4. I have carefully considered the evidence on record along with submissions of the learned Counsel for the appellant. PWs 1 and 2, said to be eye witnesses, have supported the prosecution version that when they were inside the forest, the appellant assaulted PW 2 arid caught hold of her. However, PW 1 admitted in examination in chief that she saw the appellant holding the informant. She has asserted that place of occurrence was situated in the vicinity of the Block. However, this fact has been contradicted by FIR, Ext.2, in which distance of P.O. has been mentioned at 5 Kms South. Recoding of fard beyan at 15 hours also makes a doubtful, if the P.O. is situated in the vicinity, what prevented the police to record the statement of the informant for more than three hours. In cross examination PW 1 further admitted, vide para 3, that she has not seen the appellant committing rape on Sabita. She denied that any undergarment was seized in her presence.

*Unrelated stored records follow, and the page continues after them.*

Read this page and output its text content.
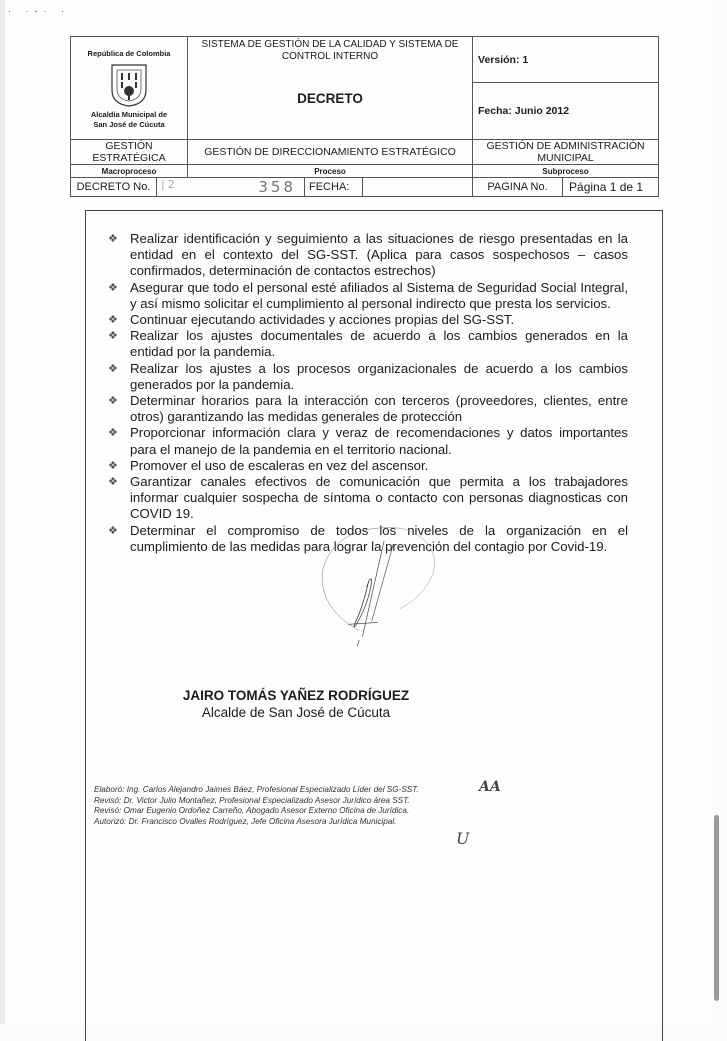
· ·-· ·
República de Colombia
Alcaldía Municipal de
San José de Cúcuta
	SISTEMA DE GESTIÓN DE LA CALIDAD Y SISTEMA DE CONTROL INTERNO
DECRETO
	Versión: 1
					Fecha: Junio 2012	
GESTIÓN ESTRATÉGICA		GESTIÓN DE DIRECCIONAMIENTO ESTRATÉGICO			GESTIÓN DE ADMINISTRACIÓN MUNICIPAL	
Macroproceso		Proceso			Subproceso	
DECRETO No.	|2 358		FECHA:		PAGINA No.	Página 1 de 1
❖ Realizar identificación y seguimiento a las situaciones de riesgo presentadas en la entidad en el contexto del SG-SST. (Aplica para casos sospechosos – casos confirmados, determinación de contactos estrechos)
❖ Asegurar que todo el personal esté afiliados al Sistema de Seguridad Social Integral, y así mismo solicitar el cumplimiento al personal indirecto que presta los servicios.
❖ Continuar ejecutando actividades y acciones propias del SG-SST.
❖ Realizar los ajustes documentales de acuerdo a los cambios generados en la entidad por la pandemia.
❖ Realizar los ajustes a los procesos organizacionales de acuerdo a los cambios generados por la pandemia.
❖ Determinar horarios para la interacción con terceros (proveedores, clientes, entre otros) garantizando las medidas generales de protección
❖ Proporcionar información clara y veraz de recomendaciones y datos importantes para el manejo de la pandemia en el territorio nacional.
❖ Promover el uso de escaleras en vez del ascensor.
❖ Garantizar canales efectivos de comunicación que permita a los trabajadores informar cualquier sospecha de síntoma o contacto con personas diagnosticas con COVID 19.
❖ Determinar el compromiso de todos los niveles de la organización en el cumplimiento de las medidas para lograr la prevención del contagio por Covid-19.
JAIRO TOMÁS YAÑEZ RODRÍGUEZ
Alcalde de San José de Cúcuta
Elaboró: Ing. Carlos Alejandro Jaimes Báez, Profesional Especializado Líder del SG-SST.
Revisó: Dr. Victor Julio Montañez, Profesional Especializado Asesor Jurídico área SST.
Revisó: Omar Eugenio Ordoñez Carreño, Abogado Asesor Externo Oficina de Jurídica.
Autorizó: Dr. Francisco Ovalles Rodríguez, Jefe Oficina Asesora Jurídica Municipal.
AA
U
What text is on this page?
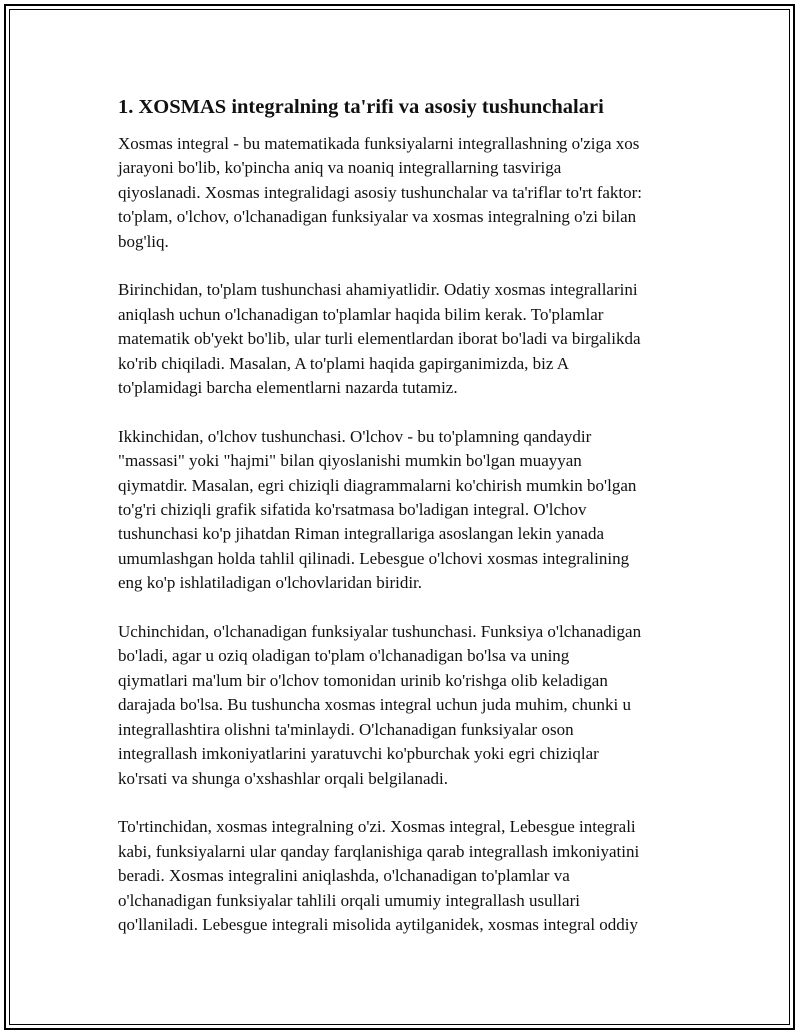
1. XOSMAS integralning ta'rifi va asosiy tushunchalari
Xosmas integral - bu matematikada funksiyalarni integrallashning o'ziga xos
jarayoni bo'lib, ko'pincha aniq va noaniq integrallarning tasviriga
qiyoslanadi. Xosmas integralidagi asosiy tushunchalar va ta'riflar to'rt faktor:
to'plam, o'lchov, o'lchanadigan funksiyalar va xosmas integralning o'zi bilan
bog'liq.
Birinchidan, to'plam tushunchasi ahamiyatlidir. Odatiy xosmas integrallarini
aniqlash uchun o'lchanadigan to'plamlar haqida bilim kerak. To'plamlar
matematik ob'yekt bo'lib, ular turli elementlardan iborat bo'ladi va birgalikda
ko'rib chiqiladi. Masalan, A to'plami haqida gapirganimizda, biz A
to'plamidagi barcha elementlarni nazarda tutamiz.
Ikkinchidan, o'lchov tushunchasi. O'lchov - bu to'plamning qandaydir
"massasi" yoki "hajmi" bilan qiyoslanishi mumkin bo'lgan muayyan
qiymatdir. Masalan, egri chiziqli diagrammalarni ko'chirish mumkin bo'lgan
to'g'ri chiziqli grafik sifatida ko'rsatmasa bo'ladigan integral. O'lchov
tushunchasi ko'p jihatdan Riman integrallariga asoslangan lekin yanada
umumlashgan holda tahlil qilinadi. Lebesgue o'lchovi xosmas integralining
eng ko'p ishlatiladigan o'lchovlaridan biridir.
Uchinchidan, o'lchanadigan funksiyalar tushunchasi. Funksiya o'lchanadigan
bo'ladi, agar u oziq oladigan to'plam o'lchanadigan bo'lsa va uning
qiymatlari ma'lum bir o'lchov tomonidan urinib ko'rishga olib keladigan
darajada bo'lsa. Bu tushuncha xosmas integral uchun juda muhim, chunki u
integrallashtira olishni ta'minlaydi. O'lchanadigan funksiyalar oson
integrallash imkoniyatlarini yaratuvchi ko'pburchak yoki egri chiziqlar
ko'rsati va shunga o'xshashlar orqali belgilanadi.
To'rtinchidan, xosmas integralning o'zi. Xosmas integral, Lebesgue integrali
kabi, funksiyalarni ular qanday farqlanishiga qarab integrallash imkoniyatini
beradi. Xosmas integralini aniqlashda, o'lchanadigan to'plamlar va
o'lchanadigan funksiyalar tahlili orqali umumiy integrallash usullari
qo'llaniladi. Lebesgue integrali misolida aytilganidek, xosmas integral oddiy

5. PW 2 Sabita herself has admitted in he examination in chief that Basanti along with police personnel of Block came and Gopal was arrested. According to her version, vide para 4, when she was raped, it was almost 3 PM. The learned trial court has relied upon her version, vide para 8, that rape could not be completed and as such, it sentenced the appellant under Sections 376/511 IPC.
6. PW 5 is a formal witness, who proved the writings in the FIR as Ext.2. PW 3 is the father of the informant and PW 4 is a witness, who has gone to P.S. along with the father of the informant. These witnesses are hearsay witnesses of the occurrence. According to them, they have gone to Block office at about 2 PM, where they found the informant and the appellant sitting along with PW 1. They have not supported the prosecution case in details, except that the informant has narrated the incident to them.
7. In the present case, the prosecution story suffers from non-examination of the Doctor and I.O. It is further found that the FIR was lodged at about 3 PM when incident said to have been occurred in the forenoon. If the P.O. was situated in the vicinity and police has arrested the appellant at about 12 Noon, the statement of the informant should have been recorded immediately. The distance shown, vide Ext.2, from P.O. to P.S. is about. 5 Kms and in that circumstance, the assertion of PW 1 that she has gone for help to Block, from where she came back with a constable and the appellant was still present committing rape, becomes doubtful.
8. In the facts and circumstances, I find and hold that the prosecution has not been able to prove beyond all reasonable doubts that the appellant was involved in commission of rape, for which he has been convicted.
9. In the result, I find and hold that the present appeal has got merit and deserves to be allowed. Accordingly, this appeal is allowed. The appellant is acquitted of the charges levelled against him and he is released from the liability of bail bonds.